What I’ve been trying to scream from the roof-tops to people here and everywhere I go is that in this political climate of out of control spending, Ron Paul’s endorsement matters more than anyone else’s in 2010.
“Truther!” “Paul-Tard!” “Freak!” everyone exclaims with their pitchforks in hand, hoping to put the hunchbacked GOP’er back into the bell tower.
Here’s an article in a recent quasi-paper, but I want everyone to see this part in particular:
A funny thing has started happening to Paul since his long-shot presidential campaign ended quietly in the summer of 2008. More Republicans have started listening to him. There are the media requests from Fox Business Channel and talk radio, where he’s given airtime to inveigh on sound money and macroeconomics. There is HR 1207 , the Federal Reserve Transparency Act of 2009, a bill that would launch an audit of the Federal Reserve System, and which has attracted 112 co-sponsors. When Paul introduced the Federal Reserve Board Abolition Act just two years ago, no other members of Congress signed on.

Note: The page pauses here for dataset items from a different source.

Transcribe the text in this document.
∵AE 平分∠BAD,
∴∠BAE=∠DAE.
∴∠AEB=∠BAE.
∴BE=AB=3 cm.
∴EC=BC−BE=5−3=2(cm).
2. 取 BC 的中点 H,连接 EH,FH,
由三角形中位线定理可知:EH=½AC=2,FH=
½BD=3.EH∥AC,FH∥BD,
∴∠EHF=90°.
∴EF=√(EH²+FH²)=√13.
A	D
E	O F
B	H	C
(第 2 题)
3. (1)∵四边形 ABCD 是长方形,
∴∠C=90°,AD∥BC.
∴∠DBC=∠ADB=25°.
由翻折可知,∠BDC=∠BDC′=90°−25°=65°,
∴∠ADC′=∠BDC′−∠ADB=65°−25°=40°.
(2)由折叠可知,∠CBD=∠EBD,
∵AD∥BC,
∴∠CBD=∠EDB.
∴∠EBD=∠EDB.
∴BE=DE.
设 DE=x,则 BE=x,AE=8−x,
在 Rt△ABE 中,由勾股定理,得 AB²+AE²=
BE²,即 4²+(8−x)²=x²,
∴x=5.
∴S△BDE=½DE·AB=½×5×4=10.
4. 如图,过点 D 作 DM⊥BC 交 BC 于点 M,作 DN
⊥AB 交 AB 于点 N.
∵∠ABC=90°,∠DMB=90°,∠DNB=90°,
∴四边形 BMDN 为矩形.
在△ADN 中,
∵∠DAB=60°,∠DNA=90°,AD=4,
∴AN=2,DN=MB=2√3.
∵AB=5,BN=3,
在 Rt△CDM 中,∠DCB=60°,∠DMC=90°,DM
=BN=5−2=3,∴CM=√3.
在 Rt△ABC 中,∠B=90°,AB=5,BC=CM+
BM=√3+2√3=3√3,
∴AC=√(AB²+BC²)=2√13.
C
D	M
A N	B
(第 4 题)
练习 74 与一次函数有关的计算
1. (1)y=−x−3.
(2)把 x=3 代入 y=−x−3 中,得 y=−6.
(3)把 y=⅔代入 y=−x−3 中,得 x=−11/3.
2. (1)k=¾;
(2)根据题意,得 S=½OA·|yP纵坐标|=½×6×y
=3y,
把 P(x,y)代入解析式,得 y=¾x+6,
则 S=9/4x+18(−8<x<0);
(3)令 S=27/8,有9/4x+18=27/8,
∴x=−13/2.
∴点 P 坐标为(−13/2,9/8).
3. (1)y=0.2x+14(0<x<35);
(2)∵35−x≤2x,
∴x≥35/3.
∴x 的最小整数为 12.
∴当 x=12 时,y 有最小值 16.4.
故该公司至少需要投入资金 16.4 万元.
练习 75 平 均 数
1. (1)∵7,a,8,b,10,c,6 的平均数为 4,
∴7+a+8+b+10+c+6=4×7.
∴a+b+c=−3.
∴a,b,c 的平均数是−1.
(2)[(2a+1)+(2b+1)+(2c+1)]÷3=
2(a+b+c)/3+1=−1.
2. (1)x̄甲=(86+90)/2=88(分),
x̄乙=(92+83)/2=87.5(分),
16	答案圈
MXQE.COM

And then there are the luncheons. The off-the-record talks have brought in speakers such as ex-CIA counterterrorism expert Michael Scheuer, libertarian investigative reporter James Bovard, iconoclastic terrorism scholar Robert Pape, and George Washington University law professor Jonathan Turley. Perhaps the most influential guest has been Thomas Woods, a conservative scholar whose previous books include “The Politically Incorrect Guide to American History” and “Who Killed the Constitution?: The Fate of American Liberty from World War I to George W. Bush,” and whose current book “Meltdown” has inspired Rep. Michele Bachmann (R-Minn.) to question Fed Chairman Ben Bernanke and Treasury Secretary Tim Geithner about economic fundamentals.

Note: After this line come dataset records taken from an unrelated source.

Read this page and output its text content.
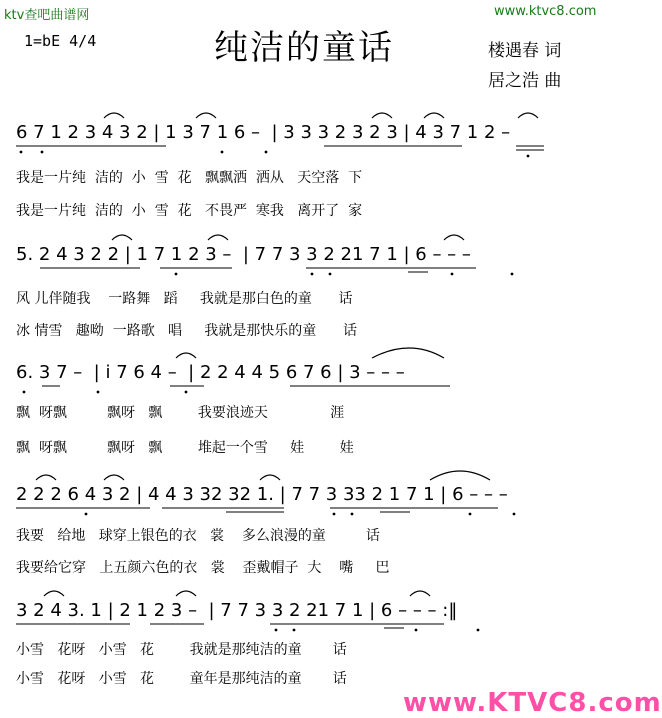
ktv查吧曲谱网	www.ktvc8.com
1=bE 4/4	纯洁的童话	楼遇春 词
居之浩 曲
6 7 1 2 3 4 3 2 | 1 3 7 1 6 –  | 3 3 3 2 3 2 3 | 4 3 7 1 2 –
我是一片纯  洁的  小  雪  花   飘飘洒  洒从   天空落  下
我是一片纯  洁的  小  雪  花   不畏严  寒我   离开了  家
5. 2 4 3 2 2 | 1 7 1 2 3 –  | 7 7 3 3 2 21 7 1 | 6 – – –
风 儿伴随我    一路舞   蹈     我就是那白色的童      话
冰 情雪   趣呦  一路歌   唱     我就是那快乐的童      话
6. 3 7 –  | i 7 6 4 –  | 2 2 4 4 5 6 7 6 | 3 – – –
飘  呀飘         飘呀   飘        我要浪迹天              涯
飘  呀飘         飘呀   飘        堆起一个雪     娃        娃
2 2 2 6 4 3 2 | 4 4 3 32 32 1. | 7 7 3 33 2 1 7 1 | 6 – – –
我要   给地   球穿上银色的衣   裳    多么浪漫的童         话
我要给它穿   上五颜六色的衣   裳    歪戴帽子  大    嘴     巴
3 2 4 3. 1 | 2 1 2 3 –  | 7 7 3 3 2 21 7 1 | 6 – – – :‖
小雪   花呀   小雪   花        我就是那纯洁的童       话
小雪   花呀   小雪   花        童年是那纯洁的童       话
www.KTVC8.com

You can find the rest of the article here: Ron Paul’s Growing Influence Article
So please, if you feel the rage building in your ulcer, send it to the right people here: HATEMAIL
Also, let me be clear on one critical point. Blowback Theory is not an appropriate foreign policy long term, though a massively reduced footprint in Europe and the Middle East might not be a bad idea.